Penser "Global", donc. L'un des exemples les plus frappants par rapport à la détention carcérale, ce sont les Etats-Unis d'Amérique. D'après ce site dont les informations remontent à 2009, les Etats-Unis arrivent en tête de la population carcérale dans le monde, avec plus de 2 millions de personnes incarcérées.

Le taux de détention de 737 personnes pour 100 000 habitants est de loin le plus élevé. 

On pourrait estimer que les Etats-Unis, qui mettent donc énormément de moyens dans leurs prisons, sont le pays le plus sûr au monde. Mais si l'on regarde les statistiques de morts par arme à feu ou de morts violentes outre-Atlantique, on sera largement démenti. 

Pour un policier travaillant en France, qui en a assez de voir les délinquants qu'il livre à la justice remis en liberté, les Etats-Unis, pays où les peines de prison à vie sont souvent effectuées, doit apparaître comme un pays de cocagne. Un idéal à atteindre. 

Pourtant, ce modèle est-il une réussite pour autant? Est-ce qu'on veut vraiment pouvoir se vanter d'avoir dans nos cellules 23% de la population carcérale mondiale, comme c'est le cas pour les Etats-Unis? 

Quand on regarde des chiffres plus récents, ceux de Wikipédia, on voit qu'en 1992, il y avait 501 personnes en prison pour 100 000 habitants dans le pays de l'oncle Sam, là où en 2011, on est passé à 743. Une progression qui semble inexorable. 

Que nous dit cette progression? Que les Etats-Unis, même avec des prisons moins surpeuplées, et plus humaines de ce côté, que ce qui se fait en France, ne dissuadent absolument pas la délinquance grâce à la répression. 

D'un point de vue éducation du peuple, ça ne fonctionne pas. Sur le plan économique, en revanche, le pragmatisme américain, qui a donné naissance à des prisons privées en plus des prisons publiques, permet aux groupes qui possèdent ces prisons d'exploiter largement les revenus produits par les prisonniers, et d'être rentables. 

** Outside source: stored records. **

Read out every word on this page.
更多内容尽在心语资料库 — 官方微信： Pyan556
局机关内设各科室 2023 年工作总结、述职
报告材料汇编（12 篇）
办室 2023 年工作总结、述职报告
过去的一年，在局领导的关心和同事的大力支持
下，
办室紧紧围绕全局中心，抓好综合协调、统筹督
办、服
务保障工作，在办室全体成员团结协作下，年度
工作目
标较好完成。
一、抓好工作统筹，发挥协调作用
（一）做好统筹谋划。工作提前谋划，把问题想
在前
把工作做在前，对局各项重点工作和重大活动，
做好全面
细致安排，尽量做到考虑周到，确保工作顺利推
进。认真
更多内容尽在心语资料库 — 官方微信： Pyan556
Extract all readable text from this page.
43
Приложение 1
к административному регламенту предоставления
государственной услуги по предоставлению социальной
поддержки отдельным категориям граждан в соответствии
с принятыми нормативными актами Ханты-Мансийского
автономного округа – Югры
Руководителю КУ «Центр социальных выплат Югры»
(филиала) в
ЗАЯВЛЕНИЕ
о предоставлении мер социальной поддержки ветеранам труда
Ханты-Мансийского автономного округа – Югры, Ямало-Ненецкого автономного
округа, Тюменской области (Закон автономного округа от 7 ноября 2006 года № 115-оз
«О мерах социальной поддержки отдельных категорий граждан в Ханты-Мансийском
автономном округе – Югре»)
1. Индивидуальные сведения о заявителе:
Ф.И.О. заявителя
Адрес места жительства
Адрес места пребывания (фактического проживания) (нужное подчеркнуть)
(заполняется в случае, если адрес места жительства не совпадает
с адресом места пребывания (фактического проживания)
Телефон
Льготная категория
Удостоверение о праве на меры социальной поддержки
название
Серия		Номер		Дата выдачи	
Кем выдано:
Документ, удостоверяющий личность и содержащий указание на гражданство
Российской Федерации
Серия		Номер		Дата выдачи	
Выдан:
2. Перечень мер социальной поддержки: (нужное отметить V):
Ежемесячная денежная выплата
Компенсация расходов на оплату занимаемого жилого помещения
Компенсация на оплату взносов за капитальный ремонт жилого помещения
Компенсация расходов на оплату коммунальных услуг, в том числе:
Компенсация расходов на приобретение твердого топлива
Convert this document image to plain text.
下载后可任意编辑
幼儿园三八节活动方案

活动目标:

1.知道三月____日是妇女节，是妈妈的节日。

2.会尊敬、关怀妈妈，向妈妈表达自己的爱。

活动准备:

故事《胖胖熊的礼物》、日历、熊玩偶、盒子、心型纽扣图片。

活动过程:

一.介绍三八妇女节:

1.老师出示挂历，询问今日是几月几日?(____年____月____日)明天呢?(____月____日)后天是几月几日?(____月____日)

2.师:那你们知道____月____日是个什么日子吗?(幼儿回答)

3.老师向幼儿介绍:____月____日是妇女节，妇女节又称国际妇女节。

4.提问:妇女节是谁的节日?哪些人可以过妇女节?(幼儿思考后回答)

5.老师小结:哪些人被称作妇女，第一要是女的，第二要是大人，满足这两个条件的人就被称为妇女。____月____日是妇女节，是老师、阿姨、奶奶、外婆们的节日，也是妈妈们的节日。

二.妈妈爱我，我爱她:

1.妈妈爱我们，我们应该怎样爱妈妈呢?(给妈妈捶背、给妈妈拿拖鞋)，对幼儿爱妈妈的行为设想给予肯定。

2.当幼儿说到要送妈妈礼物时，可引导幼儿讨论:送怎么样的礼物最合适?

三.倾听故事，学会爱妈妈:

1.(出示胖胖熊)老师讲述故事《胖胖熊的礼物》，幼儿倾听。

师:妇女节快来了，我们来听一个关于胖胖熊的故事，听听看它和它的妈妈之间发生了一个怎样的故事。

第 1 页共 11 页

Mais faut-il vraiment prendre une grille de lecture économique? L'homme est-il au service de l'économie, ou bien est-ce l'inverse? 

Les chiffres peuvent aussi être trompeurs par rapport à l'aspect "qualitatif". Ainsi le Japon emprisonne-t-il seulement 58 personnes pour 100 000 habitants, là où la France, avec 102, fait beaucoup moins bien. 

Le Japon. Voilà donc un pays dont la culture de discipline et de sens de l'honneur fait un bon élève... Sauf que le Japon, avec les Etats-Unis, est l'une des rares puissances occidentales industrielles à avoir maintenu la peine de mort. Et que les condamnés à mort peuvent rester 30 ans dans le couloir de la mort en ignorant pour le restant de leur vie à quel moment ils vont être exécutés. Un traitement inhumain, qui va bien au-delà de la loi du talion dans la plupart des cas. 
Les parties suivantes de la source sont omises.